In September 2021, Orca closed an $18 million Series A with investment from Polychain Capital, Coinbase Ventures and Jump Capital among others.
“OpenBook is completely community-driven and funded partially by the Solana Foundation,” Agarwal said. He explained that because OpenBook doesn’t have venture capital backing, it will need to attract funding via revenues, grants or launching a token to keep the project going and incentivise its contributors.
Serum previously issued a utility and governance token called SRM that provided holders a trading fee discount on the exchange. But the push for a token isn’t popular with everyone.
“I don’t think there is any strong desire for a token amongst the relevant parties at the moment,” OpenBook contributor Marcus Bickford told DL News. “It’s not clear what the function of the token would be.”

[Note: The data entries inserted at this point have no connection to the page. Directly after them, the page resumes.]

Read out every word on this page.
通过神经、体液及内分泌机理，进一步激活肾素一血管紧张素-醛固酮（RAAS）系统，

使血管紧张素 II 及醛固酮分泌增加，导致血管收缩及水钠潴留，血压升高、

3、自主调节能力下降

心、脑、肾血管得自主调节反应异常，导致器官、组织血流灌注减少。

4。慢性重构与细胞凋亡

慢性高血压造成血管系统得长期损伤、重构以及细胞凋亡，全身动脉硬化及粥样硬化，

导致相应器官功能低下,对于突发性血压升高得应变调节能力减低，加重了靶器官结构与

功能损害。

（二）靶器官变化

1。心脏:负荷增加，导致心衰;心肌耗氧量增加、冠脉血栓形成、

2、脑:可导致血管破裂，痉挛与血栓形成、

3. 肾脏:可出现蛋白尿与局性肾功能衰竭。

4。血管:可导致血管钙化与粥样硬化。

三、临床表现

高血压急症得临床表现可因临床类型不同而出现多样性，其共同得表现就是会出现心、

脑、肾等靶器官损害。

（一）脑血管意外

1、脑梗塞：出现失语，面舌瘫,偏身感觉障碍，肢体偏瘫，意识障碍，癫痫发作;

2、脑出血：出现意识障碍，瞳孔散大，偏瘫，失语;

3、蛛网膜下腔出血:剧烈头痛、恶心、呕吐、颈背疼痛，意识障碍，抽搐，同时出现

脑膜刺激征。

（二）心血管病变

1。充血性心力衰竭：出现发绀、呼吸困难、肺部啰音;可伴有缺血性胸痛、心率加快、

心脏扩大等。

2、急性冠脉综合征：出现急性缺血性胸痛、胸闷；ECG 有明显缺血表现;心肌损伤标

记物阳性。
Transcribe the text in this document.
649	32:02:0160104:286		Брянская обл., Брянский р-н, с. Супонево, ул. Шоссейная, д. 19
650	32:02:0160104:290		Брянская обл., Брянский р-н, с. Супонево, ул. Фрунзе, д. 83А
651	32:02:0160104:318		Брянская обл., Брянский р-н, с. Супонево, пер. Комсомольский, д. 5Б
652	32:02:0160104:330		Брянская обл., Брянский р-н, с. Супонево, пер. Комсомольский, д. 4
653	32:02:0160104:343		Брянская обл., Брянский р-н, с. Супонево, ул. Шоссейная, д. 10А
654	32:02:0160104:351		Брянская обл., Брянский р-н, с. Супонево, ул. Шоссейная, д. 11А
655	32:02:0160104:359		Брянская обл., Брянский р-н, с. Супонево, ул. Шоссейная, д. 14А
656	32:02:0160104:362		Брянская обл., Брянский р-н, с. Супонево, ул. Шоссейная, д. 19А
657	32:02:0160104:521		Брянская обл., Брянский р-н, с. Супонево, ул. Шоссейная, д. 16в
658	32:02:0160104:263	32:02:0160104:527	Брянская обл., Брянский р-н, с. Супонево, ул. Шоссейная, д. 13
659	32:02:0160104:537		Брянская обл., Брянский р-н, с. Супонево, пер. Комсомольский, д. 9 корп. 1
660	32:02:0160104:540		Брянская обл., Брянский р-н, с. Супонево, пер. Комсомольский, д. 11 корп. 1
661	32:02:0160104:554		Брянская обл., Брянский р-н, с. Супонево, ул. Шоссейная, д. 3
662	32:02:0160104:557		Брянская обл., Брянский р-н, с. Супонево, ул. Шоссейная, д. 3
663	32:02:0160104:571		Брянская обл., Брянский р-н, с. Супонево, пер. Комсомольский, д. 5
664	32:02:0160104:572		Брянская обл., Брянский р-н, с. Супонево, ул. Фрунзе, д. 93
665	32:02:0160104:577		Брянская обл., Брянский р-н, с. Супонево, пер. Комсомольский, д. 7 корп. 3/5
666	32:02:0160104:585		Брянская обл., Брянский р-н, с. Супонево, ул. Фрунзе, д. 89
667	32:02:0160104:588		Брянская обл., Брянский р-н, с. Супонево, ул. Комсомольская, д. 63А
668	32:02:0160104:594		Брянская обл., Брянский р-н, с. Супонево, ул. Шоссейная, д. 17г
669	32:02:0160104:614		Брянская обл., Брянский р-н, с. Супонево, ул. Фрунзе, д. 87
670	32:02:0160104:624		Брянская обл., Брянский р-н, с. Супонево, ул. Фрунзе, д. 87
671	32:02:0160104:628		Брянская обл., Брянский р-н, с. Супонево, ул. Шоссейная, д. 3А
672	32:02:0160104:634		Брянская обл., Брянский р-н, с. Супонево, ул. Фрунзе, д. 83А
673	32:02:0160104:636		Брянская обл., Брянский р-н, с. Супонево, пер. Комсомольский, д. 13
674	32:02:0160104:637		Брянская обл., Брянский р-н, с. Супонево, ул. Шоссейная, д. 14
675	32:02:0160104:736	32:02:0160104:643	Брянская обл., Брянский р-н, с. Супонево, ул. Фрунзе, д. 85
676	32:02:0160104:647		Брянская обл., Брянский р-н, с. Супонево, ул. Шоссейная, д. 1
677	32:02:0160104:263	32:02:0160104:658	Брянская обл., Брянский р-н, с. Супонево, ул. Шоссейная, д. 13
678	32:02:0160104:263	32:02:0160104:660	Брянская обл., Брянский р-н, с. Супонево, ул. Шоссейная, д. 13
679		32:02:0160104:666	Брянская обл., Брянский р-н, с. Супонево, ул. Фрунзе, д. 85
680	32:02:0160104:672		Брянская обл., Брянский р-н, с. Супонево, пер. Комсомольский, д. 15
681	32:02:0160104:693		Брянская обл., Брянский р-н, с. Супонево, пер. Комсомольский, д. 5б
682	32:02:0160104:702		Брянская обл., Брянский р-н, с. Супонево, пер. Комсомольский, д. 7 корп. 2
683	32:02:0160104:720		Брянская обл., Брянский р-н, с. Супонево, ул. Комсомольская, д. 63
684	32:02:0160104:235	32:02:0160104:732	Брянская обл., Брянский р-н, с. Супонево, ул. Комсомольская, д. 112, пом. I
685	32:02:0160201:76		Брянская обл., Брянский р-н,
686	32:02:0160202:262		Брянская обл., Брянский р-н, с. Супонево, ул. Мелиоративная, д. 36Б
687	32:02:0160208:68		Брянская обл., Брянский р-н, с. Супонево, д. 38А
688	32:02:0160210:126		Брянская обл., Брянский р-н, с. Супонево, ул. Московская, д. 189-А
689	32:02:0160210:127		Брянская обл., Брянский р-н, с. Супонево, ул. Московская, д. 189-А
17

“Solana DeFi already has too many protocol tokens floating around that are now worth fractions of a cent, so the desire is to avoid that if at all possible,” he said.
Serum once upon a time
Serum and its successor OpenBook run on a central limit order book model, which mirrors traditional exchanges by matching buyers and sellers. This isn’t a common model in DeFi, but Solana’s low-cost and fast transactions make this model viable, letting DeFi protocols easily draw liquidity – among other things – from Serum’s order books. That made Serum wildly popular, and the developers wanted to preserve the technology through a community fork of the protocol.
Although the Solana protocols that previously worked with Serum now work with OpenBook on a technical level, things are different financially. The liquidity providers – users who invest with funds – have not joined the protocols in that decision. Instead, they’ve taken their liquidity to Orca and seem to be settled there for now.
Technical integration is one thing, and financial incentives are another, after all.